Und es geht sich auf….
Eine Seillänge unter dem Gipfel, unter einem Felsvorsprung verbringen wir alle gemeinsam eine Nacht in der Wand. Wir haben so richtig Spaß, blödeln, verdrücken Thunfisch aus der Dose, ein paar Kekse. Nix geht uns ab. Wir starren in den Regen, der kübelweise vom Himmel prasselt. Am Morgen werden wir mit einem herrlichen Sonnenaufgang belohnt, langsam wird es wärmer, die ersten Sonnenstrahlen leuchten in glückliche Gesichter. Wir haben noch die letzte Seillänge zum Gipfel, dann wird ein Traum Wirklichkeit. Es ist uns gelungen, ein neues Ziel zu erreichen, es zu entzaubern.
Wir stehen gemeinsam ganz oben. Ich bin glücklich. Nach der Schufterei, dem Vorsteigen, dem Jümaren, dem Durst, dem Sichern, dem Klettern, dem Abseilen, dem Auf- und Absteigen ins Lager.
Wir seilen ab und nehmen die Fixseile wieder mit.
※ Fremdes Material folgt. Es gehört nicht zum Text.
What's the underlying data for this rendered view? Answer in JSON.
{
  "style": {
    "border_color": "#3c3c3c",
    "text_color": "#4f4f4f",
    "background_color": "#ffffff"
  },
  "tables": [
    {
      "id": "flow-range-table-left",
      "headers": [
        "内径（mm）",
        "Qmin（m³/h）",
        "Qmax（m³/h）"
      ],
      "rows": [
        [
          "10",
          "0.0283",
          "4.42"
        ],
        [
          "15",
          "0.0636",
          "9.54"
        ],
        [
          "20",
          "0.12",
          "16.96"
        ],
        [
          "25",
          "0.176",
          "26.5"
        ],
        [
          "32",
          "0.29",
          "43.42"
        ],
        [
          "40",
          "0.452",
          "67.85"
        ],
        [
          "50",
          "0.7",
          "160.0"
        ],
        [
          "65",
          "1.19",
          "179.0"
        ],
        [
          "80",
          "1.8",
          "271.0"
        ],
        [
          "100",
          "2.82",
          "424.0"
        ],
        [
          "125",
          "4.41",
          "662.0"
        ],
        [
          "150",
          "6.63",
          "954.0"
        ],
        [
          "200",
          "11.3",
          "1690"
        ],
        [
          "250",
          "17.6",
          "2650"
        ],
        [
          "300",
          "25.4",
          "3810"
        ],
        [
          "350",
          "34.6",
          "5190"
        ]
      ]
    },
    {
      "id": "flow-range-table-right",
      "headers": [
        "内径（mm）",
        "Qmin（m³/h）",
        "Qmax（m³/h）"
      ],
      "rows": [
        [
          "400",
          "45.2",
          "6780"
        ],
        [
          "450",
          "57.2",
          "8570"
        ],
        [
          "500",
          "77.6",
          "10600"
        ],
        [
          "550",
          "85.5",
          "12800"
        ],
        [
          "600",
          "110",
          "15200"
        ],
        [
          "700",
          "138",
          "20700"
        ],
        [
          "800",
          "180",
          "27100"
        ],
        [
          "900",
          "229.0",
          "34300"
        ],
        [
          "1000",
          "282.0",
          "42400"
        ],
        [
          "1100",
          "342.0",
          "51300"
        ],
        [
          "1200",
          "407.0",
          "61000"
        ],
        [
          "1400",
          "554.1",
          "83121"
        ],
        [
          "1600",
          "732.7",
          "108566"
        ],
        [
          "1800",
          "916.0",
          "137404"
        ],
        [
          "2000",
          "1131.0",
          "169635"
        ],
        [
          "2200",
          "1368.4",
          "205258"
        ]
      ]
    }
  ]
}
Es bleiben nur die Standplätze in der Wand.
Wir bauen unser Basecamp ab und kehren zurück nach Ynet, unserem Ausgangspunkt. Sofort versammelt sich die ganze Dorfgemeinschaft um uns. Sehr aufmerksam horchen Jung und Alt, was Leonardo, das Dorfoberhaupt, zu erzählen hat.
Dieses Zusammentreffen mit den Einheimischen, das Kennenlernen fremder Kulturen und Lebensweisen ist immer wieder sehr aufregend und beindruckend, und macht einen wesentlichen Teil unserer Kletterexpeditionen aus.
Insgesamt leben in diesem Dorf sieben Familien mit fünfunddreißig Kindern. Die Kinder besuchen die Schule, die gleichzeitig auch als Kirche dient. Allerdings gibt es die Schule noch nicht lange, die älteren Dorfbewohner zählen noch nach dem alten Zahlensystem das nur bis drei geht, alles was danach kommt, fällt unter die Kategorie ‚viel‘. Es gibt hier kein Krankenhaus, kein Fernsehen, keine Autos. Die nächste Ortschaft liegt ungefähr 4 Tagesmärsche entfernt. Die Menschen haben gerade ausreichend zu essen. Die Männer gehen auf die Jagd und die Frauen bearbeiten die wenigen Yuccapflanzen und Bananenbäume. Am Nachmittag treffen sich alle zum Fußball- oder Baseballspielen.
Es tut gut, die Zufriedenheit und Ruhe dieser Menschen mitzuerleben. Vollgetankt mit Erlebnissen, Eindrücken und neuen Freundschaften kehren wir nach Europa zurück.

Tepui Acopan, Venezuela
Die Route “ Jardieneros De Grandes Paretes“ (8+) 10 Seillängen an der O-Wand des Tepui Acopan wurde im November 2002 durch Helmut Gargitter, Walter Obergolser, Toni Obojes, Pauli Trenkwalder, Ivan Calderon und Renato Botte erstbegangen. Sie wurde von unten erschlossen. Die Standplätze sind mit einem Bohrhaken und einem Normalhaken versehen. Wiederholer brauchen einen Satz Friends, Mikrofriends und einen Satz Klemmkeile.